Radio Mandu'arä, no este rural do Paraguai. Foto: Toby hill. All rights reserved.
Durante 14 anos Juan Aveiro emitiu desde a Radio Mandu’arã para um grupo de comunidades dum lugar remoto do este do Paraguai. Aveiro e a sua equipa de jornalistas voluntários trabalham desde um improvisado estúdio pintado de cor-de-rosa. Numa das paredes pode ler-se um mural que mostra os camponeses com os punhos em alto e atrás uma frase: “paz e justiça!”
Como muitas outas rádios comunitárias do Paraguai, o conteúdo de Mandu’arã refletia os altos e baixos na vida cotidiana dos camponeses locais.
Em novembro de 2015, oito polícias e seis funcionários levaram a cabo uma rusga no estúdio da Mandu’arã. “Levaram tudo”, afirma Aveiro.
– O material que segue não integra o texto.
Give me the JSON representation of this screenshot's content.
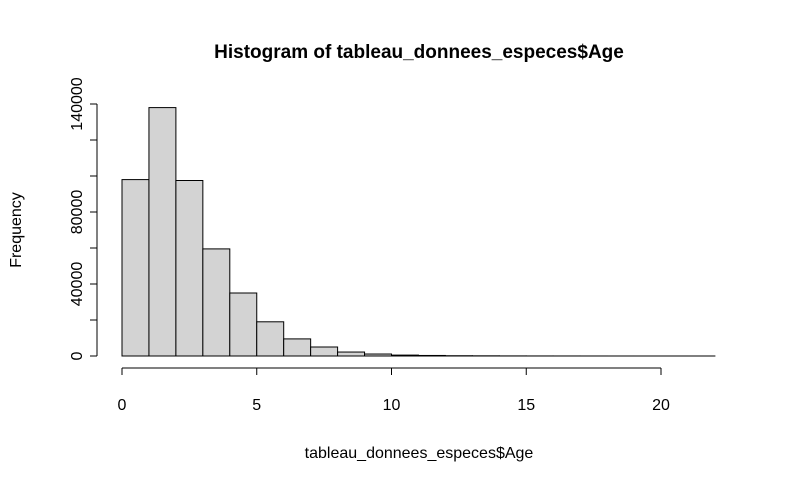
{
  "chart_data": {
    "type": "histogram",
    "title": "Histogram of tableau_donnees_especes$Age",
    "x_label": "tableau_donnees_especes$Age",
    "y_label": "Frequency",
    "bins": [
      0,
      1,
      2,
      3,
      4,
      5,
      6,
      7,
      8,
      9,
      10,
      11,
      12,
      13,
      14,
      15,
      16,
      17,
      18,
      19,
      20,
      21,
      22
    ],
    "counts": [
      98000,
      138000,
      97500,
      59500,
      35000,
      19000,
      9500,
      5000,
      2200,
      1100,
      500,
      300,
      150,
      100,
      50,
      30,
      20,
      10,
      5,
      3,
      2,
      1
    ],
    "color": "#d3d3d3",
    "xlim": [
      0,
      20
    ],
    "xticks": [
      0,
      5,
      10,
      15,
      20
    ],
    "ylim": [
      0,
      140000
    ],
    "yticks": [
      0,
      {
        "value": 20000,
        "label": null
      },
      40000,
      {
        "value": 60000,
        "label": null
      },
      80000,
      {
        "value": 100000,
        "label": null
      },
      {
        "value": 120000,
        "label": null
      },
      140000
    ]
  }
}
Segundo Francisco Benitez da CODEHUPY (Coordenadora de Direitos Humanos do Paraguai), a experiência da radio Mandu’arã forma parte dum padrão de repressão que se repete um pouco por todo o país.
“O governo está a levar a cabo um processo repressivo cujo único objetivo é erradicar as vozes de protesto alternativas”, afirma.
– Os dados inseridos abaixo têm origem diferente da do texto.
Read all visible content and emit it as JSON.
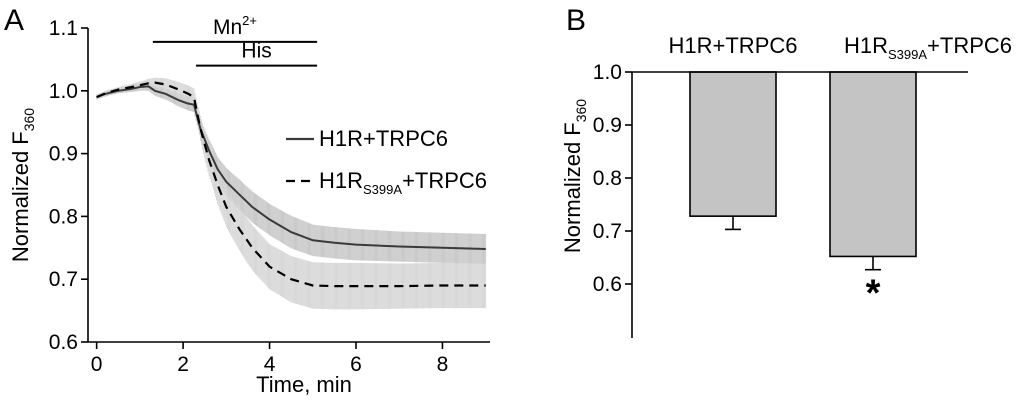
{
  "chart_data": [
    {
      "panel": "A",
      "type": "line",
      "xlabel": "Time, min",
      "ylabel": {
        "text": "Normalized F",
        "subscript": "360"
      },
      "xlim": [
        -0.2,
        9.1
      ],
      "ylim": [
        0.6,
        1.1
      ],
      "x_ticks": [
        0,
        2,
        4,
        6,
        8
      ],
      "y_ticks": [
        0.6,
        0.7,
        0.8,
        0.9,
        1.0,
        1.1
      ],
      "y_tick_labels": [
        "0.6",
        "0.7",
        "0.8",
        "0.9",
        "1.0",
        "1.1"
      ],
      "stimuli": [
        {
          "label": "Mn",
          "superscript": "2+",
          "x_start": 1.3,
          "x_end": 5.1,
          "y": 1.078
        },
        {
          "label": "His",
          "superscript": "",
          "x_start": 2.3,
          "x_end": 5.1,
          "y": 1.04
        }
      ],
      "series": [
        {
          "name": "H1R+TRPC6",
          "name_parts": {
            "main": "H1R",
            "sub": "",
            "rest": "+TRPC6"
          },
          "line_style": "solid",
          "color": "#3a3a3a",
          "x": [
            0,
            0.2,
            0.5,
            0.8,
            1.0,
            1.2,
            1.35,
            1.6,
            1.9,
            2.1,
            2.25,
            2.4,
            2.6,
            2.8,
            3.0,
            3.3,
            3.6,
            4.0,
            4.5,
            5.0,
            5.5,
            6.0,
            7.0,
            8.0,
            9.0
          ],
          "y": [
            0.99,
            0.995,
            1.0,
            1.003,
            1.006,
            1.007,
            1.0,
            0.995,
            0.985,
            0.98,
            0.978,
            0.94,
            0.905,
            0.875,
            0.855,
            0.835,
            0.815,
            0.795,
            0.775,
            0.762,
            0.758,
            0.755,
            0.752,
            0.75,
            0.748
          ],
          "err": [
            0.004,
            0.004,
            0.004,
            0.005,
            0.006,
            0.007,
            0.008,
            0.009,
            0.01,
            0.011,
            0.012,
            0.015,
            0.018,
            0.02,
            0.022,
            0.024,
            0.025,
            0.025,
            0.026,
            0.025,
            0.025,
            0.025,
            0.024,
            0.024,
            0.024
          ]
        },
        {
          "name": "H1RS399A+TRPC6",
          "name_parts": {
            "main": "H1R",
            "sub": "S399A",
            "rest": "+TRPC6"
          },
          "line_style": "dashed",
          "color": "#000000",
          "x": [
            0,
            0.2,
            0.5,
            0.8,
            1.0,
            1.2,
            1.35,
            1.6,
            1.9,
            2.1,
            2.25,
            2.4,
            2.6,
            2.8,
            3.0,
            3.3,
            3.6,
            4.0,
            4.5,
            5.0,
            5.5,
            6.0,
            7.0,
            8.0,
            9.0
          ],
          "y": [
            0.99,
            0.996,
            1.002,
            1.006,
            1.009,
            1.012,
            1.013,
            1.01,
            1.002,
            0.996,
            0.99,
            0.94,
            0.89,
            0.85,
            0.815,
            0.78,
            0.75,
            0.72,
            0.7,
            0.69,
            0.689,
            0.689,
            0.689,
            0.69,
            0.69
          ],
          "err": [
            0.004,
            0.004,
            0.004,
            0.005,
            0.006,
            0.007,
            0.008,
            0.01,
            0.012,
            0.013,
            0.014,
            0.02,
            0.026,
            0.03,
            0.032,
            0.034,
            0.036,
            0.036,
            0.037,
            0.037,
            0.037,
            0.037,
            0.036,
            0.036,
            0.036
          ]
        }
      ],
      "legend_placement": "right"
    },
    {
      "panel": "B",
      "type": "bar",
      "ylabel": {
        "text": "Normalized F",
        "subscript": "360"
      },
      "ylim": [
        0.5,
        1.0
      ],
      "y_ticks": [
        0.6,
        0.7,
        0.8,
        0.9,
        1.0
      ],
      "y_tick_labels": [
        "0.6",
        "0.7",
        "0.8",
        "0.9",
        "1.0"
      ],
      "baseline": 1.0,
      "categories": [
        "H1R+TRPC6",
        "H1RS399A+TRPC6"
      ],
      "category_parts": [
        {
          "main": "H1R",
          "sub": "",
          "rest": "+TRPC6"
        },
        {
          "main": "H1R",
          "sub": "S399A",
          "rest": "+TRPC6"
        }
      ],
      "values": [
        0.728,
        0.652
      ],
      "errors": [
        0.025,
        0.025
      ],
      "significance": [
        "",
        "*"
      ],
      "bar_color": "#c4c4c4"
    }
  ]
}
O governo do Paraguai é liderado pelo Presidente Horácio Cartes, que chegou ao poder em 2013 como líder do Partido Colorado. Carlos Goncalvez, diretor do grupo de pressão mediático DemInfo, explica o motivo pelo qual as rádios comunitárias se encontram no ponto de mira.
“Trata-se da participação no processo democrático”, afirma. “As rádios comunitárias dão voz aos cidadãos rurais marginalizados. Para melhorar a sua situação, informa-os dos seus direitos, da política e dos movimentos populares ativos na região. ”
Goncalvez acredita que este último role foi o que motivou as rusgas.
“O governo quer silenciar as organizações que lutam pela população rural pobre. ”

Concerto comemorativo celebrado pelas vitimas do general Stroessner em Asunción. Toby Hill. All rights reserved.
A distribuição de terra mais desigual de toda a América Latina
Esta luta centrasse na propriedade da terra. De acordo com os censos de 2008, um 1.6% da população paraguaia controla 80% da terra cultivável. Ao mesmo tempo, umas 300.000 famílias camponesas não têm acesso à terra. A consequência direta desta situação consiste em que um terço da população rural vive em condições de pobreza extrema.
Esta desigualdade é a herança dos longos anos de ditadura que sofreu o país. Durante os 35 anos que esteve no poder, o general Stroessner torturou os seus oponentes em banheiras, lançou-os desde aviões, e envolveu-os em arame farpado antes de lançar os seus corpos ao Rio Paraguai.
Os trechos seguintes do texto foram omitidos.